A mãe de Leleu concordou, dizendo que era maravilhoso e que Mah estava sendo sensacional, com um carinho e paciência que nenhum outro fisioterapeuta havia demonstrado. Logo a clínica fechou, e Marjorie pegou carona com Danna até metade do caminho. Ao descer do ônibus, já perto da academia, atravessou a rua distraída com o celular e quase foi atropelada por uma moto de alta cilindrada que passou muito perto, cortando giro em sinal de repreensão. O susto foi tão grande que o celular caiu e a tela trincou. A sacola de pano também foi ao chão, e o pote de bolo se espatifou. Furiosa, Marjorie xingou o motoqueiro e mostrou o dedo médio, continuando a resmungar sozinha até a academia. Ao chegar, foi cercada pelas crianças que comiam antes das aulas, ouvindo música e fazendo algazarra. Gaia, a dona da academia, chamou Marjorie para informar que a vigilância sanitária estava no local para uma inspeção de rotina. Juntas, acompanharam os fiscais e souberam que haviam recebido várias denúncias anônimas sobre o fundo do quintal, alegando um matagal com infestação de ratos, baratas e escorpiões, além de um pouco de entulho. No entanto, aquilo não era verdade. A vigilância sanitária aconselhou que fechassem o local para realizar reparos, pintura, limpeza e dedetização, a fim de não perderem o alvará. Tiveram que dispensar todas as crianças, gerando grande revolta. Ao saírem para a calçada, viram o vizinho, dono do restaurante ao lado e dos imóveis da rua, rindo da situação. Ele queria que elas fossem embora, pois sua intenção era vender tudo para uma grande rede de restaurantes de luxo e, segundo ele, as crianças incomodavam seus clientes todos os finais de semana, causando brigas. Ele as chamava de marginais e pedintes, o que não era verdade.

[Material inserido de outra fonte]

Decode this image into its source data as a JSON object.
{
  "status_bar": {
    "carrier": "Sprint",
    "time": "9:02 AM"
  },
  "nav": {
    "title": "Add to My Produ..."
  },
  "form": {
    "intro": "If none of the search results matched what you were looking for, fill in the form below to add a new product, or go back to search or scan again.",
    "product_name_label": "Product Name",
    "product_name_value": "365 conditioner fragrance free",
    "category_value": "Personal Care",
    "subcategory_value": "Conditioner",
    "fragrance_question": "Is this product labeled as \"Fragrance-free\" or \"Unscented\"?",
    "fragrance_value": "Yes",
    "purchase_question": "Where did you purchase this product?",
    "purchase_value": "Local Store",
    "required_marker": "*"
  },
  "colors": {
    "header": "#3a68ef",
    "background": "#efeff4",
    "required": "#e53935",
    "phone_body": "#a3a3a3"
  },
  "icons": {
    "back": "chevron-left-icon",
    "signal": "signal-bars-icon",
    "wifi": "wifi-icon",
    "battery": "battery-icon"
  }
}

Marjorie e Gaia perderam a paciência e discutiram acaloradamente na rua, enquanto o vizinho debochava, dizendo que estava tudo certo e que em breve se livraria delas. Revoltada, Mah entrou para arrumar o quintal, pedindo ajuda aos amigos. As duas retiraram todo o entulho e passaram o resto do sábado fazendo uma pequena reforma na academia. Ao anoitecer, notaram a chegada de carros luxuosos ao restaurante. Gaia comentou que estava havendo uma reunião dos interessados na compra e que, por isso, o vizinho havia dado um jeito de afastar as crianças, para que nada atrapalhasse sua exibição aos ricos. Enquanto espiavam pela janela, Gaia disse que era melhor desistirem, pois não teriam dinheiro para se manter por mais meses com o aumento do aluguel e as denúncias. Marjorie, com um sorriso malicioso, falou:
- E se a reunião for um desastre? A exibição for uma vergonha? Se a gente ferrar com o bairro e o restaurante, talvez eles desistam. Né?